Task 2: GHZ State for 3 and 4 Qubits

  • Description: Constructs circuits for 3-qubit and 4-qubit GHZ states, which are multi-qubit entangled states. Applies a Hadamard gate to the first qubit and CNOT gates to entangle subsequent qubits.
  • Features:
    • Measures probability distributions for all basis states.
    • Visualizes probabilities with bar plots.
    • Displays circuit diagrams using qml.draw.
  • Purpose: Extends entanglement to multiple qubits, showing how GHZ states scale.

Task 3: Rotation + Measurement Circuit

  • Description: Builds a single-qubit circuit with an RX rotation gate, where the rotation angle is a variable input. Measures the expectation value of the Pauli-Z operator.
  • Features:
    • Computes and plots the Pauli-Z expectation value for a range of angles (0 to 2π).
    • Visualizes the circuit using qml.draw_mpl.
  • Purpose: Illustrates how a quantum state changes with rotation and how expectation values reflect this.

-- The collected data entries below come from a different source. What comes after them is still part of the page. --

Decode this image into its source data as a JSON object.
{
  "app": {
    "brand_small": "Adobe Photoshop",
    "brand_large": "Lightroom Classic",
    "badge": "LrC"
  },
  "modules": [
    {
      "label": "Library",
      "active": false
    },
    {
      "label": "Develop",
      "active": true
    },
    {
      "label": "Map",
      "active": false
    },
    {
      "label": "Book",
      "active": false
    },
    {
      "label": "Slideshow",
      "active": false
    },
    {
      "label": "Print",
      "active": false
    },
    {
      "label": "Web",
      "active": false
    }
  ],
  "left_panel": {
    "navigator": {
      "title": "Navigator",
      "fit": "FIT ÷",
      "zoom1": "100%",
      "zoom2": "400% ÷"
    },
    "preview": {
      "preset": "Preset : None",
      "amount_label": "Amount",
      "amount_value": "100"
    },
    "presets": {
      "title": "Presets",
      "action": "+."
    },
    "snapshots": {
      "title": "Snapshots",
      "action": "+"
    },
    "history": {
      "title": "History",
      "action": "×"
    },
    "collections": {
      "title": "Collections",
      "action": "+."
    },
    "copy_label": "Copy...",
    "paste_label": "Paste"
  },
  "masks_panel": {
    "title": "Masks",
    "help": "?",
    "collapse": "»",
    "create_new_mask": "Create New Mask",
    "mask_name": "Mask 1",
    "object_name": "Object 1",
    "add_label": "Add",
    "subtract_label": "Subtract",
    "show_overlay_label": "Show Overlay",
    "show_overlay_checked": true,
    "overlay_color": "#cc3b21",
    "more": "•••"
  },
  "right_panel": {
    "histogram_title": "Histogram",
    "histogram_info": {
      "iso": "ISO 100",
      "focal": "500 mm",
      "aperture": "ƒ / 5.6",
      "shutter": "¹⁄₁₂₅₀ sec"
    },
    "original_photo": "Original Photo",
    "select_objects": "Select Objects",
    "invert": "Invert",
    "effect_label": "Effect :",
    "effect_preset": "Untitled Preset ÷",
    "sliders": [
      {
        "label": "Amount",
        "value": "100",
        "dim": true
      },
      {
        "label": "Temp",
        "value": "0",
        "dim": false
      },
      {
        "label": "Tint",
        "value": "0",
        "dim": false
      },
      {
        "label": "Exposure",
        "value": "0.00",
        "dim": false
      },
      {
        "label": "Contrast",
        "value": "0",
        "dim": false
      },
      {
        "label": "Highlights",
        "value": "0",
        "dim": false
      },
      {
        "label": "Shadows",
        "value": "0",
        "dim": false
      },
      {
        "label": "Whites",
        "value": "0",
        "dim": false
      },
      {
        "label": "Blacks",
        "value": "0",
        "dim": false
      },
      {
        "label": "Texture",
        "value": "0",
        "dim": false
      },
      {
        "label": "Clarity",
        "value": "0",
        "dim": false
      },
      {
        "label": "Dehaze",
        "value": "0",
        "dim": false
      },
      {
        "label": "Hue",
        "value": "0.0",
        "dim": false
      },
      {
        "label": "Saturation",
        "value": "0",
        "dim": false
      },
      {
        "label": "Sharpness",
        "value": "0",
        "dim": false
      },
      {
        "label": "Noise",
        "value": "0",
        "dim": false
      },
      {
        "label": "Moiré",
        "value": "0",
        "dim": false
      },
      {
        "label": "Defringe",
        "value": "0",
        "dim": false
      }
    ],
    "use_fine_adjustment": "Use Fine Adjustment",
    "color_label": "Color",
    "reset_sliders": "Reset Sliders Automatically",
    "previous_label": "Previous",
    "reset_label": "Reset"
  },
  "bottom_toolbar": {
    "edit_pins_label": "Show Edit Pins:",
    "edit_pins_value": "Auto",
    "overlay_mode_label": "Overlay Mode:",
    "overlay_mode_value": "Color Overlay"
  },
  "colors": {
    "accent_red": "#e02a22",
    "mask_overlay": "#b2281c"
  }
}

Task 4: Simple Variational Optimization

  • Description: Implements a variational quantum circuit with a single RX gate, optimizing its angle to minimize the Pauli-Z expectation value using gradient descent.
  • Features:
    • Logs the cost (expectation value) at each optimization step.
    • Outputs the optimal angle.
    • Plots the cost function over iterations.
    • Visualizes the circuit with the optimal parameter using qml.draw_mpl.
  • Purpose: Demonstrates variational quantum algorithms and optimization techniques.

Task 5: Measurement Comparison

  • Description: Creates a 2-qubit Bell state circuit and compares three measurement types: probabilities (qml.probs), samples (qml.sample), and expectation values (qml.expval).
  • Features:
    • Prints and visualizes probabilities, sampled outcomes, and expectation values.
    • Uses separate devices for analytic (probabilities, expectation) and sampling measurements.
    • Displays the circuit using qml.draw_mpl.
    • Explains differences and use cases for each measurement type.
  • Purpose: Highlights the distinct outputs of quantum measurements and their applications.

General Notes

  • Environment: All tasks are implemented in Python using PennyLane and are compatible with Google Colab. Dependencies (PennyLane, Matplotlib) are installed via pip commands.
  • Visualizations: Tasks include plots (bar plots, histograms, or curves) and circuit diagrams using qml.draw or qml.draw_mpl.
  • Entanglement: Tasks 1, 2, and 5 demonstrate quantum entanglement, while Tasks 3 and 4 focus on single-qubit dynamics and optimization.
  • Measurement: Tasks explore various measurement techniques, from exact probabilities to statistical sampling, providing a comprehensive view of quantum measurement.

This project serves as an educational tool for understanding quantum circuits, entanglement, measurements, and variational algorithms in quantum computing.